Os dois haviam sido afastados menos de um dia antes por uma decisão de André Mendonça. A medida de Dino ocorreu enquanto ainda estavam pendentes recursos apresentados contra o afastamento e antes de Fachin analisar o pedido feito pela Advocacia-Geral da União (AGU).

A AGU havia recorrido da decisão de Mendonça na terça-feira e colocado o caso sob análise da Presidência do STF. Fachin, por sua vez, havia dado prazo de 72 horas para que Mendonça apresentasse manifestação antes do prosseguimento da análise.

O prazo começou a correr nesta quarta-feira.
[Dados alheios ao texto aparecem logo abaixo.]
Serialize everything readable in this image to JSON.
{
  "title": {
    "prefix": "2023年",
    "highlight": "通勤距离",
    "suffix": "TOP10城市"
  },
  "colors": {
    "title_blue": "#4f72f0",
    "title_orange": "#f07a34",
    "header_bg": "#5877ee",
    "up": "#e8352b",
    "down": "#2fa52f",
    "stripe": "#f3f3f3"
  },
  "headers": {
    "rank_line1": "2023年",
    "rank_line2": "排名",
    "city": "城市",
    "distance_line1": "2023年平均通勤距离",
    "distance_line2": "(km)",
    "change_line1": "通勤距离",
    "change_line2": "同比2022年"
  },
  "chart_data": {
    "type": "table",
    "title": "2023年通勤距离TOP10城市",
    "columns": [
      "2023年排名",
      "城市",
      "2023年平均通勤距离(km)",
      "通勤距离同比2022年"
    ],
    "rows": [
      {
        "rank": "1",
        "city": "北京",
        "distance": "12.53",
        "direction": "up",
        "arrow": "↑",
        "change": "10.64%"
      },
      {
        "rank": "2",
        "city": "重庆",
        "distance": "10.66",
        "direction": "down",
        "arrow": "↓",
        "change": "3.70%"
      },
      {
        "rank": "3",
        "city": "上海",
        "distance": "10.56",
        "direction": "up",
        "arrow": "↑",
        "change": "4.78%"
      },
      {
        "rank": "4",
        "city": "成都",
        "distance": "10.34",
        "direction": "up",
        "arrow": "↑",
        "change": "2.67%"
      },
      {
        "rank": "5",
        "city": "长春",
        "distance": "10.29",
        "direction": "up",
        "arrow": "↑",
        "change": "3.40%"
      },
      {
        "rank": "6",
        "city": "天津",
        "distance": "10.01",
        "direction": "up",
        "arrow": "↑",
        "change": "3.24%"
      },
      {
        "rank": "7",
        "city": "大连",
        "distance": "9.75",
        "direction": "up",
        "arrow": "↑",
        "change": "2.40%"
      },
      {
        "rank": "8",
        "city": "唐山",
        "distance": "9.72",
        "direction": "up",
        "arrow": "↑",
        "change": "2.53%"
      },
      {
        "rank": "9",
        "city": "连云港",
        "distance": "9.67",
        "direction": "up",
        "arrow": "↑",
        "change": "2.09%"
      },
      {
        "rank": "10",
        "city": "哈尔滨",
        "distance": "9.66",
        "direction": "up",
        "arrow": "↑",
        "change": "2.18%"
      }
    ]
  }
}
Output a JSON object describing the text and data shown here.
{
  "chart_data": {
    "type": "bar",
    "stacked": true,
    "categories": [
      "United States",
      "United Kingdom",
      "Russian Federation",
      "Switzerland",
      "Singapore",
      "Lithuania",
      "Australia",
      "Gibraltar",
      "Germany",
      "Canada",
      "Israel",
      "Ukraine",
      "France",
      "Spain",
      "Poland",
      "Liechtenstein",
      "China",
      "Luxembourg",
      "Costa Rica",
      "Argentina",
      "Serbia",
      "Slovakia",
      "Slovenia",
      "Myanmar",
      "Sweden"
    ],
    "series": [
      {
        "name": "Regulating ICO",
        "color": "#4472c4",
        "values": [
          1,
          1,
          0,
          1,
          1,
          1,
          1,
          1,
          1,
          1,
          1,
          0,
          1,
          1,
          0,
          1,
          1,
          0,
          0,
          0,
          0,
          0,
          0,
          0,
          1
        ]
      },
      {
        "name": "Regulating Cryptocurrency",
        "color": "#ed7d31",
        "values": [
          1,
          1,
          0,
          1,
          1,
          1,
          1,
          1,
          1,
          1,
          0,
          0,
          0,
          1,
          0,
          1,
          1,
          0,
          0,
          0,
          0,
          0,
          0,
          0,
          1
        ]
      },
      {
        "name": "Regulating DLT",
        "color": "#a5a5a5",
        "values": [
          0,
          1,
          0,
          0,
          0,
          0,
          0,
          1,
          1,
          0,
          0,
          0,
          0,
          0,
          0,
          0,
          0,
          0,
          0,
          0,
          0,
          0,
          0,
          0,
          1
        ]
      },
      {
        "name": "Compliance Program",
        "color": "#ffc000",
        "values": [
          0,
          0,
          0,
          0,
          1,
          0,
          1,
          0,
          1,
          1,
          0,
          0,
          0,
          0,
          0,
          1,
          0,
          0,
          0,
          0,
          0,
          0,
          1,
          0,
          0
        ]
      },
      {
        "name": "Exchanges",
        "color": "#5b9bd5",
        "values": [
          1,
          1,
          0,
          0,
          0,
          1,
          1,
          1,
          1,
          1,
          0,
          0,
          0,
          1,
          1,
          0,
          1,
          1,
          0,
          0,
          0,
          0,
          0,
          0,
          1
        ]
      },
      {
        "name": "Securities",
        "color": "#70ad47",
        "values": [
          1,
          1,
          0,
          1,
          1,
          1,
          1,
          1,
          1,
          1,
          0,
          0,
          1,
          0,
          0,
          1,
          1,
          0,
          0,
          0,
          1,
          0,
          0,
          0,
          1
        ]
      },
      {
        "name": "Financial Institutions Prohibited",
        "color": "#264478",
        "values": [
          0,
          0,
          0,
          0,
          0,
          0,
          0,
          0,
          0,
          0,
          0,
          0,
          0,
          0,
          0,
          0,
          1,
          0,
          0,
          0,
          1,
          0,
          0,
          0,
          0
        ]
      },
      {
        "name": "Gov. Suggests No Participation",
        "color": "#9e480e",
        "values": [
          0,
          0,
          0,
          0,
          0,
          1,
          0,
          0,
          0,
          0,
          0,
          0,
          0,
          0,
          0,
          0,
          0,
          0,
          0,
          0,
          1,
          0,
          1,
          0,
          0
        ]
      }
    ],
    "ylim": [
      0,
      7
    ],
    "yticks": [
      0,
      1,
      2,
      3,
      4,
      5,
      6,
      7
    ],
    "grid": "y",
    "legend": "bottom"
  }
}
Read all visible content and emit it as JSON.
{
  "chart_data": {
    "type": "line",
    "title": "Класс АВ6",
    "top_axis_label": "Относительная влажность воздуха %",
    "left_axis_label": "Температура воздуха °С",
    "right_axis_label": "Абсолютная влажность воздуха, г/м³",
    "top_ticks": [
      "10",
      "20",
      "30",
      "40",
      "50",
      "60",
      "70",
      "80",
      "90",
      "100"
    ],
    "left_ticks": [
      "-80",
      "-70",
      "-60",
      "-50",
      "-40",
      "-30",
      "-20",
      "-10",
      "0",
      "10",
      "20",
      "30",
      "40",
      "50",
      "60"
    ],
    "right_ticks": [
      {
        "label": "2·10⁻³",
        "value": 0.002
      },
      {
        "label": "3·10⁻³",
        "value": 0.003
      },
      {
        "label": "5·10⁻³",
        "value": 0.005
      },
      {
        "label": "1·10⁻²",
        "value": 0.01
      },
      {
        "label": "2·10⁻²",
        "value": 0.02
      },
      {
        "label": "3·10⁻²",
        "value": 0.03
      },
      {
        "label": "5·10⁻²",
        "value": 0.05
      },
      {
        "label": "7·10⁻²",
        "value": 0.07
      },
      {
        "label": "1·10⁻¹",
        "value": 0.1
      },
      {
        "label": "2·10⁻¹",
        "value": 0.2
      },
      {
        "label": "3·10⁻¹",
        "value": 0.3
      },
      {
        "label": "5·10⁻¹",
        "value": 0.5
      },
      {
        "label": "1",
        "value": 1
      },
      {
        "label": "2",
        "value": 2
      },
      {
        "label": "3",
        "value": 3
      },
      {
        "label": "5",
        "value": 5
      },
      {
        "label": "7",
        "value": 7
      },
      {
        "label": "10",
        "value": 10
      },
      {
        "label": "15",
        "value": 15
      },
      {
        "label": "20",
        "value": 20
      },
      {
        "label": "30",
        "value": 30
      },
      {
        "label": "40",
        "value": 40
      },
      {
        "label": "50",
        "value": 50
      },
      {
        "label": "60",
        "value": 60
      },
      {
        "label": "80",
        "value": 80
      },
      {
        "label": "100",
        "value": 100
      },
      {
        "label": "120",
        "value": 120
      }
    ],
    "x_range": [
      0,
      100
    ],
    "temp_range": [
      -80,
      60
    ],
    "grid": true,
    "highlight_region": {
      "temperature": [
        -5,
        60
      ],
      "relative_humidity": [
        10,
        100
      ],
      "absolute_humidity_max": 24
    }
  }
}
Reação no entorno de Mendonça

A decisão de Dino provocou reação entre aliados de Mendonça, que avaliam que a medida ultrapassou a decisão individual do ministro e atingiu também o entendimento formado pela Segunda Turma do STF.

O colegiado já havia formado maioria em torno do afastamento dos dirigentes da PF, embora o julgamento ainda não estivesse concluído em razão de um pedido de vista apresentado por Gilmar Mendes.

Segundo informações relatadas à CNN, Mendonça procurou Fachin nesta quarta-feira para pedir uma atuação do presidente do Supremo diante do novo episódio e defender a necessidade de restabelecer a normalidade institucional na Corte.

Como a crise começou

O conflito entre os ministros ganhou força na última semana, durante a condução das investigações relacionadas ao Banco Master. Mendonça, relator dos processos, retirou o sigilo de um relatório da Polícia Federal que reunia registros de conversas entre o ministro Alexandre de Moraes e o banqueiro Daniel Vorcaro.

O conteúdo indicava pedidos de Vorcaro para que Moraes atuasse junto à direção da Polícia Federal e à Procuradoria-Geral da República em relação às investigações envolvendo o banco.

Dias depois, em 3 de setembro, Moraes pediu a Fachin a abertura de uma investigação contra Mendonça. A solicitação apontava suspeitas de abuso de poder e favorecimento de grupos políticos na condução de processos relacionados ao Banco Master e às fraudes no Instituto Nacional do Seguro Social (INSS).

Para sustentar o pedido, Moraes recorreu a relatórios de inteligência da própria Polícia Federal.

Relatórios aumentaram tensão

Na terça-feira (8), Mendonça determinou o afastamento preventivo de Andrei Rodrigues e Leandro Almada. A decisão ocorreu após Moraes utilizar relatórios de inteligência para apontar possíveis crimes de abuso de autoridade atribuídos a Mendonça.

De acordo com Mendonça, os documentos indicariam um acompanhamento considerado ilegal de sua atuação e da atividade de outras autoridades por mais de 30 dias. Entre os citados estava o advogado-geral da União, Jorge Messias.

A decisão também apontou que informações relacionadas a processos protegidos por sigilo judicial teriam sido expostas a Moraes e outras pessoas. A AGU recorreu da determinação ainda na noite de terça-feira.

O cancelamento da sessão plenária por Fachin ocorre, portanto, em um cenário de sucessivas decisões e reações entre ministros, com medidas judiciais que passaram a se sobrepor em um intervalo de poucas horas.